Yo quiero una vida a mi medida. Algo que pueda controlar. Valoro más el tiempo libre que un alto nivel de vida. Vivir de forma más sencilla me permite reducir las horas de trabajo y tener más libertad en general.

- Quiero una vida sencilla, pero no simple. No me van las sofisticaciones, pero necesito rodearme de personas, cosas, eventos y actividades que impliquen cierto interés cultural, conversaciones interesantes, proyectos laborales con miga y profundidad. Aunque no me haga rica, quiero dedicar mi tiempo a cosas de enjundia. Y tampoco tengo intención de pasarme toda mi vida haciendo exactamente lo mismo semana tras semana.

- Valoro tener a mi familia cerca y a unos pocos buenos amigos, y poder dedicarles el tiempo que se merecen. Me gusta la sensación de pertenencia a un sitio.

- Quiero vivir en un sitio ni muy pequeño ni muy grande, con todos los servicios a mi alcance, y el campo a dos pasos.
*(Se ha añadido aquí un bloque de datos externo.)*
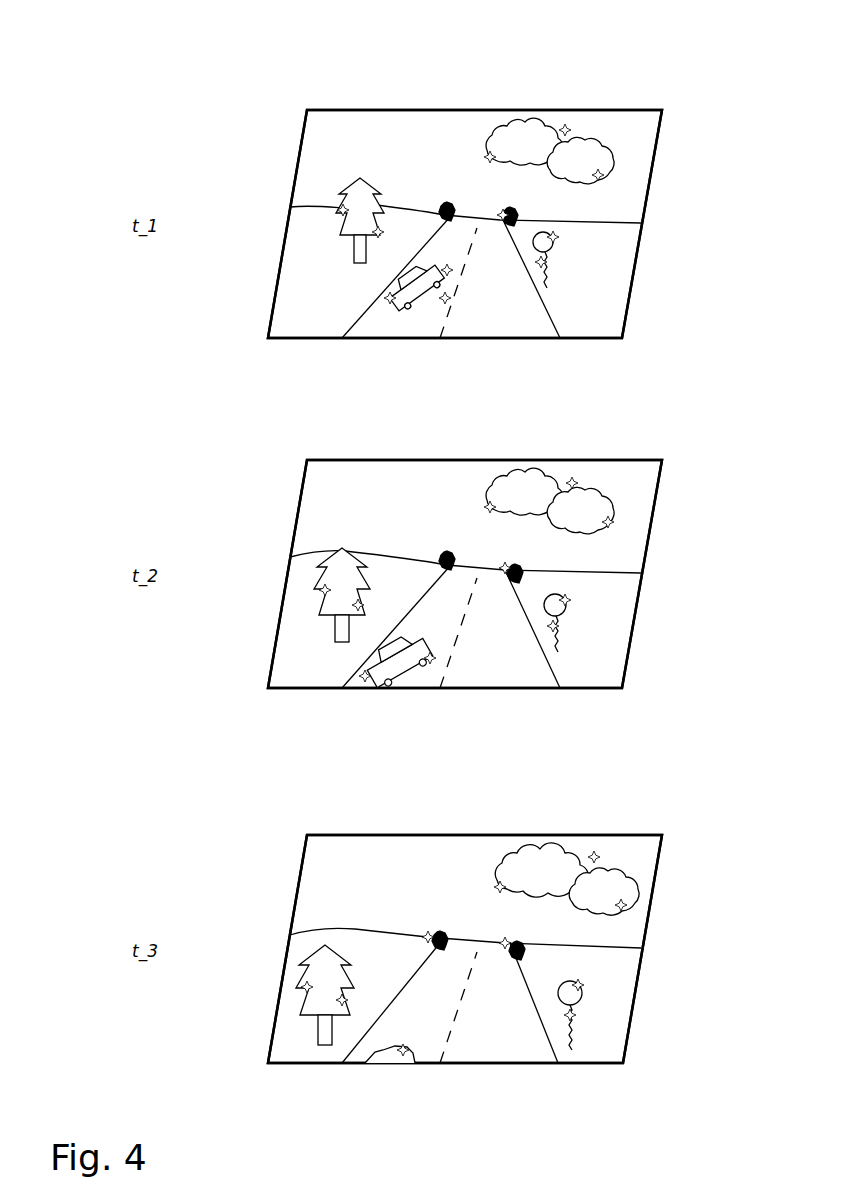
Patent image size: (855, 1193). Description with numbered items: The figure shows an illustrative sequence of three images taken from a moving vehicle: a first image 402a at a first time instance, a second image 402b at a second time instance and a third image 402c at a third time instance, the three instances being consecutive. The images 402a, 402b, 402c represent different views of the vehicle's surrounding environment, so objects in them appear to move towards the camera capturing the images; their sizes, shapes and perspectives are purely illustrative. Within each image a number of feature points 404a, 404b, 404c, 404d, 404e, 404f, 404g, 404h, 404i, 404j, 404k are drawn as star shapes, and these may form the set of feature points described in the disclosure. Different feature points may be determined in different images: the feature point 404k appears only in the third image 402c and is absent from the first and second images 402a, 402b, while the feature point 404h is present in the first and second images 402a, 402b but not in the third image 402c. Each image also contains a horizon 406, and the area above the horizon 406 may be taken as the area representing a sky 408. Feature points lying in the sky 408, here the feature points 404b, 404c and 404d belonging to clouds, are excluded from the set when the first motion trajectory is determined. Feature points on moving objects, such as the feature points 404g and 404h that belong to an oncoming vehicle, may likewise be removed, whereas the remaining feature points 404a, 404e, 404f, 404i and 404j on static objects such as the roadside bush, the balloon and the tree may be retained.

The first image 402a is at (722, 78).
The second image 402b is at (734, 440).
The third image 402c is at (726, 815).
The feature point 404a is at (503, 212).
The feature point 404b is at (490, 155).
The feature point 404c is at (565, 130).
The feature point 404d is at (598, 175).
The feature point 404e is at (553, 237).
The feature point 404f is at (548, 262).
The feature point 404g is at (447, 300).
The feature point 404h is at (390, 300).
The feature point 404i is at (345, 233).
The feature point 404j is at (340, 210).
The feature point 404k is at (427, 936).
The horizon 406 is at (343, 208).
The area representing a sky 408 is at (324, 120).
Y que esté suficientemente bien comunicado.

- Me encantaría trabajar a mi aire, desde mi casa o desde donde se me antojara, y completar mi vida con actividades que me gustan y que me permitan socializar.

- Quiero mantener un estilo de vida sano, alimentándome bien y haciendo más deporte del que hago.

- Quiero que mi trabajo, o mis hobbies, me ayuden a estar en contacto con gente de otras culturas y otras partes del mundo. Te ayuda a tener la mente abierta.

Y una vez perfilada mi vida ideal, tengo que analizar si los objetivos que me empeño en lograr, me van a permitir mantener ese estilo de vida que me he propuesto, o si, por el contrario, me alejarán de él. Si no me cuadran, buscaré algo que los sustituya y que sí encaje con mis valores, y por eso es importante que los tenga siempre presentes.

Por eso me encuentro estos días sumida en un proceso de reformulación de mis metas, para adaptarlas a la vida que realmente quiero tener.

Os animo que os toméis un tiempo estos días para hacer este ejercicio de reflexión, y tener claro hacia dónde queréis ir. Y por cierto, me encantaría conocer vuestras conclusiones. ;)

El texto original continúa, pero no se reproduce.